Following graduation from AM&N College, William “Sonny” Walker went on to work as a teacher, leader, and administrator at Horace Mann High School (Now Horace Mann Magnet Middle School). Horace Mann is located in East Little Rock off of I-30 and E Roosevelt Road. He coached, taught honors English and served as proctor of the debate team and drama club to the benefit of a generation of students. In 1957, with the historic Supreme Court decision of Brown v. Board of Education and the decision to integrate Little Rock Central High School, Sonny helped prepare the Little Rock Nine and even helped ferry them to and from Central. He also managed the campaign of T.E. Patterson who became the first African American elected to the Arkansas School Board in 1966.
In 1965 Sonny moved to New York, leaving Arkansas for the first time in his life to assist with the development and management of one of the first headstart programs in the country called the Crusade for Opportunity.
In 1967, he moved back to Arkansas where he became the executive director of the Economic Opportunity Agency. In 1969, Sonny accepted an appointment by Arkansas Governor Winthrop Rockefeller to serve as the head of the Arkansas State Economic Opportunity Office. This appointment was controversial, as it was the highest office that a black man had achieved up to that point in Arkansas.
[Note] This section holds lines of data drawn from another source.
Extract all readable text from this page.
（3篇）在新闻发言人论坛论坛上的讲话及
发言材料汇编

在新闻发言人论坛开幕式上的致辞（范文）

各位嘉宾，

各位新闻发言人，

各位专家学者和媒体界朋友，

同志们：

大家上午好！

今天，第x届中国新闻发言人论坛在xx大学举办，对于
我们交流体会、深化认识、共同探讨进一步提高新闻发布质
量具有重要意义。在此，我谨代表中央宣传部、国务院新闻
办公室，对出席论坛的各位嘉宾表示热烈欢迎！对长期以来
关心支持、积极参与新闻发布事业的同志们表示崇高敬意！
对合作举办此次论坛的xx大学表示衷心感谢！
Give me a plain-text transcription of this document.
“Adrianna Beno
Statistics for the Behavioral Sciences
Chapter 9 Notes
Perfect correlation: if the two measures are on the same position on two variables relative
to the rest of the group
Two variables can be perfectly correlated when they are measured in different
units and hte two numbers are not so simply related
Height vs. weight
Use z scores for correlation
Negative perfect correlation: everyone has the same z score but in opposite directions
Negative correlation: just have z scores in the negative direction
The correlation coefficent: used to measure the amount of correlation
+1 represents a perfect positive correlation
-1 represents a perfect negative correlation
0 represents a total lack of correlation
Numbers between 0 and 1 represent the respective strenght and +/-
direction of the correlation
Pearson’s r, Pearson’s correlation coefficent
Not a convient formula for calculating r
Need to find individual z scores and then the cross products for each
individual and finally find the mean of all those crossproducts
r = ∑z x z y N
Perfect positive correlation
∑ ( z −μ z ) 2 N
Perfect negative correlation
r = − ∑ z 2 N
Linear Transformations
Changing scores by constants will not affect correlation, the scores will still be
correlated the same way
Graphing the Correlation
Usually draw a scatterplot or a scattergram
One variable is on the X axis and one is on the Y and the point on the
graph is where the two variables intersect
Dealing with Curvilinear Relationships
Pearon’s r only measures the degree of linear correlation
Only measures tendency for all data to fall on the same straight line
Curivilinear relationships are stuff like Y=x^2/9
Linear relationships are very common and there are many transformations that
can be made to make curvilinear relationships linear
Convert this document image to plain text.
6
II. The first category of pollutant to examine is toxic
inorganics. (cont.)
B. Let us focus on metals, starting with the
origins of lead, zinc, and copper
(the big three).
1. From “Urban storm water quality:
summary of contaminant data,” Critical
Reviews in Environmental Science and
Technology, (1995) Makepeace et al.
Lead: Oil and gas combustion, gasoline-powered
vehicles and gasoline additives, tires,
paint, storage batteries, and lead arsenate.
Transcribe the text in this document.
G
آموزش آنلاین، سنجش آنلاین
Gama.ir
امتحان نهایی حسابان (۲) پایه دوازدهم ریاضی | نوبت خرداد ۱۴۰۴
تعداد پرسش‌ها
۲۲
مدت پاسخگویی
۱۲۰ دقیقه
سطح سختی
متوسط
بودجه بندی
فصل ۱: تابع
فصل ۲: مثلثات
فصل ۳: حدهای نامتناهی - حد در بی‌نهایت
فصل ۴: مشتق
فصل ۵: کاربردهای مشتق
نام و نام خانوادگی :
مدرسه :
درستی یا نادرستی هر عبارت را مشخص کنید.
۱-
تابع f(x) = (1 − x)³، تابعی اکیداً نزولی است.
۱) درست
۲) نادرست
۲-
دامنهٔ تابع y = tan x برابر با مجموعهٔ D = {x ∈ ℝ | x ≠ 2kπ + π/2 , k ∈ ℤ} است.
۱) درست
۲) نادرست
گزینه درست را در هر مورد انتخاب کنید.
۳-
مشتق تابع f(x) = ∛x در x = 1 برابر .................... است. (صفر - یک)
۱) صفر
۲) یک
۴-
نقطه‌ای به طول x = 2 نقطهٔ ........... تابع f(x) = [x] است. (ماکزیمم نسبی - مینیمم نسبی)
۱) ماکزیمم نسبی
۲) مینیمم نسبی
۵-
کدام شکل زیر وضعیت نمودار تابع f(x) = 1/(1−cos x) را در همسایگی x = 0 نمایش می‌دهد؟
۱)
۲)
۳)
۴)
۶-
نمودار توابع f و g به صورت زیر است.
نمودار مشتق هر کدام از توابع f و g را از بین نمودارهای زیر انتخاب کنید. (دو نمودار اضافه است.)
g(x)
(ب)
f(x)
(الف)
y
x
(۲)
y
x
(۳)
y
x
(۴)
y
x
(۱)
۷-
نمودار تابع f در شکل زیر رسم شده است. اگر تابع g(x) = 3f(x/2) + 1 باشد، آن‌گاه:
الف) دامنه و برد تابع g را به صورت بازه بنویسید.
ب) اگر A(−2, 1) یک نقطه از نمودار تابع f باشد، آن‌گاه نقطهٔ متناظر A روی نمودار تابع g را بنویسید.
This posting paved the way for more African Americans in government after him. From there he rose even higher. He was appointed by President Richard M. Nixon to be director of the Office of Economic Opportunity for the entire southeast region of the United States. He maintained this position when the Office of Economic Opportunity was succeeded by the US Community Services Administration.
Sonny served as director through four US Presidents, from Nixon to Reagan. While holding the office of Director of the US Community Services Administration, in 1972 he moved to Atlanta, Georgia, where he was division director of the US Department of Housing and Urban Renewal. By 1990, he worked with Coretta Scott King as a member of the board for the Martin Luther King Jr. Center for Non-Violent Social Change and as Coretta Scott King’s speechwriter. Sonny too, participated in the successful movement to make Martin Luther King Day a federally recognized national holiday.